Russia: The Patient Player
If Trump’s game is short-term theater, Vladimir Putin’s is long-term chess. While Trump performs for the cameras, Putin builds narratives grounded in history and sustained by military and economic realities.
In his meetings, Putin often subjects interlocutors to history lessons stretching back decades. Trump, famously allergic to detail, cannot sit through such sessions without distraction. The asymmetry is obvious: one plays to CNN and Fox News soundbites, the other plays to centuries of Russian statecraft.
During recent encounters, Putin allowed Trump his moments of triumph. He even threw him a “lollipop” by suggesting that had Trump been president, the Ukraine war might not have happened. It cost Putin nothing to say it, but it gave Trump a headline. Meanwhile, Russia’s fundamental objectives remain unchanged: Ukraine will not join NATO, and Moscow will not cede the territories it controls.
The Media Mirage
Trump’s approach resonates with his political base – the MAGA faithful who see him as a champion against elites. For them, the illusion is enough. But outside America, the cracks are visible. The American media, both left and right, has lambasted his foreign policy blunders. Analysts have called his maneuvers “the greatest foreign policy mistake” and “the undoing of decades of bipartisan effort.”
The world is not fooled. India sees through the noise, continuing to expand trade with Russia. Putin indulges Trump’s theatrics, but on his own terms. Europe remains skeptical. Even America’s traditional allies worry that another Trump presidency would mean volatility rather than strategy.
The Bottom Line
Donald Trump is not playing a grand game of geopolitics. He is playing a grand game of media – one where perception outweighs policy, and short-term drama eclipses long-term stability.
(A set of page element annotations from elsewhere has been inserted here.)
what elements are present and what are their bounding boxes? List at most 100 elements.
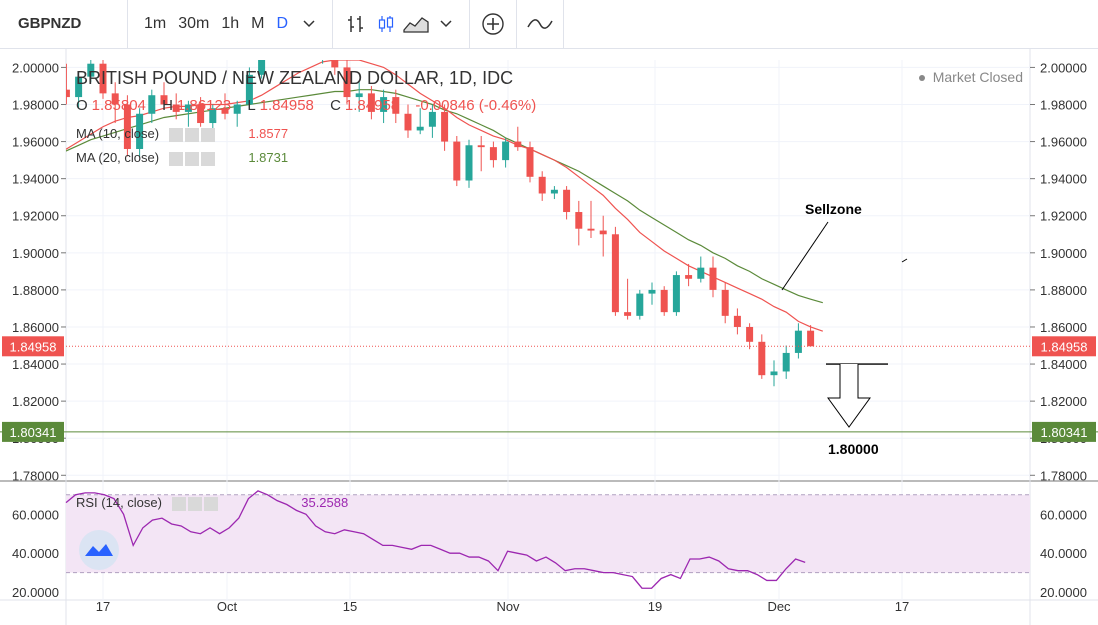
indicator-controls[interactable] bbox=[168, 127, 217, 143]
status-dot-icon bbox=[918, 75, 925, 82]
candle-body bbox=[355, 93, 363, 98]
gear-icon[interactable] bbox=[184, 152, 199, 167]
candle-body bbox=[721, 289, 729, 316]
candle bbox=[721, 282, 729, 324]
candle-body bbox=[587, 228, 595, 231]
close-icon[interactable] bbox=[203, 497, 218, 512]
rsi-tick-label-left: 20.0000 bbox=[12, 585, 59, 600]
interval-month[interactable]: M bbox=[251, 15, 265, 32]
bar-style-icon[interactable] bbox=[341, 0, 371, 48]
candle bbox=[160, 82, 168, 109]
candle bbox=[697, 256, 705, 283]
current-price-tag-left bbox=[2, 336, 64, 357]
candle bbox=[733, 308, 741, 335]
candle bbox=[441, 104, 449, 151]
stray-mark bbox=[901, 258, 908, 263]
candle-body bbox=[441, 111, 449, 142]
candle bbox=[685, 263, 693, 287]
candle-body bbox=[380, 97, 388, 112]
candle bbox=[136, 108, 144, 157]
candle bbox=[428, 104, 436, 138]
ma20-label: MA (20, close) bbox=[76, 150, 160, 165]
chevron-down-icon[interactable] bbox=[294, 0, 324, 48]
ma10-label: MA (10, close) bbox=[76, 126, 160, 141]
candle bbox=[660, 286, 668, 316]
add-indicator-icon[interactable] bbox=[478, 0, 508, 48]
gear-icon[interactable] bbox=[184, 128, 199, 143]
toolbar-divider bbox=[516, 0, 518, 48]
symbol-search[interactable]: GBPNZD bbox=[0, 0, 128, 48]
rsi-tick-label-left: 60.0000 bbox=[12, 507, 59, 522]
interval-day[interactable]: D bbox=[276, 15, 289, 32]
y-tick-label-right: 1.84000 bbox=[1040, 357, 1087, 372]
candle bbox=[782, 345, 790, 379]
candle-body bbox=[782, 352, 790, 372]
x-tick-label: 19 bbox=[648, 599, 662, 614]
candle bbox=[514, 126, 522, 151]
candle-body bbox=[624, 312, 632, 316]
target-price-tag-right bbox=[1032, 421, 1096, 442]
current-price-label-right: 1.84958 bbox=[1041, 339, 1088, 354]
candle bbox=[648, 282, 656, 305]
close-value: 1.84958 bbox=[344, 97, 400, 114]
candle-body bbox=[221, 108, 229, 114]
candle-body bbox=[733, 315, 741, 327]
eye-icon[interactable] bbox=[171, 497, 186, 512]
candle-body bbox=[197, 104, 205, 124]
candle bbox=[343, 60, 351, 105]
y-tick-label-left: 1.94000 bbox=[12, 172, 59, 187]
indicator-controls[interactable] bbox=[168, 151, 217, 167]
candle bbox=[233, 100, 241, 127]
market-status: Market Closed bbox=[918, 69, 1023, 85]
eye-icon[interactable] bbox=[168, 128, 183, 143]
candles-style-icon[interactable] bbox=[371, 0, 401, 48]
rsi-panel: 20.0000 20.0000 40.0000 40.0000 60.0000 60.00… bbox=[12, 490, 1087, 600]
candle bbox=[599, 215, 607, 257]
candle-body bbox=[526, 147, 534, 177]
interval-1h[interactable]: 1h bbox=[221, 15, 240, 32]
candle-body bbox=[477, 145, 485, 148]
y-tick-label-left: 1.84000 bbox=[12, 357, 59, 372]
compare-icon[interactable] bbox=[525, 0, 555, 48]
y-tick-label-left: 1.98000 bbox=[12, 97, 59, 112]
rsi-tick-label-right: 60.0000 bbox=[1040, 507, 1087, 522]
candle bbox=[404, 104, 412, 138]
candle-body bbox=[99, 63, 107, 94]
rsi-value: 35.2588 bbox=[301, 495, 349, 510]
candle bbox=[611, 226, 619, 316]
ma10-line bbox=[66, 60, 823, 332]
candle-body bbox=[148, 95, 156, 114]
gear-icon[interactable] bbox=[187, 497, 202, 512]
toolbar-divider bbox=[332, 0, 334, 48]
close-icon[interactable] bbox=[200, 152, 215, 167]
chevron-down-icon[interactable] bbox=[431, 0, 461, 48]
candle-body bbox=[75, 76, 83, 98]
logo-mark bbox=[85, 544, 113, 556]
open-label: O bbox=[76, 97, 88, 114]
candle-body bbox=[502, 141, 510, 161]
close-label: C bbox=[330, 97, 341, 114]
ma20-legend: MA (20, close) 1.8731 bbox=[76, 150, 288, 167]
y-tick-label-left: 1.96000 bbox=[12, 135, 59, 150]
eye-icon[interactable] bbox=[168, 152, 183, 167]
price-chart[interactable]: 20.0000 20.0000 40.0000 40.0000 60.0000 60.00… bbox=[0, 48, 1098, 625]
interval-30m[interactable]: 30m bbox=[178, 15, 210, 32]
change-value: -0.00846 (-0.46%) bbox=[415, 97, 537, 114]
rsi-line bbox=[65, 490, 806, 589]
y-tick-label-left: 1.90000 bbox=[12, 246, 59, 261]
high-label: H bbox=[162, 97, 173, 114]
y-tick-label-right: 1.88000 bbox=[1040, 283, 1087, 298]
y-tick-label-left: 1.86000 bbox=[12, 320, 59, 335]
candle-body bbox=[136, 113, 144, 149]
candle-body bbox=[770, 371, 778, 376]
rsi-tick-label-left: 40.0000 bbox=[12, 546, 59, 561]
close-icon[interactable] bbox=[200, 128, 215, 143]
y-tick-label-right: 1.90000 bbox=[1040, 246, 1087, 261]
indicator-controls[interactable] bbox=[171, 496, 220, 512]
area-style-icon[interactable] bbox=[401, 0, 431, 48]
candle bbox=[575, 200, 583, 246]
candle bbox=[746, 323, 754, 350]
candle-body bbox=[758, 341, 766, 376]
interval-1m[interactable]: 1m bbox=[144, 15, 167, 32]
chart-title-text: BRITISH POUND / NEW ZEALAND DOLLAR, 1D, … bbox=[76, 68, 514, 88]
India and Russia, in their own ways, have adapted. India ignores the noise and quietly pursues its national interest. Russia humors Trump, using him when convenient, but remains anchored in its strategic objectives.
The world must understand: Trump’s greatest victories are not on the battlefield of diplomacy but in the arena of headlines. For allies and adversaries alike, the challenge is the same – to distinguish between the spectacle of leverage and the reality of strategy.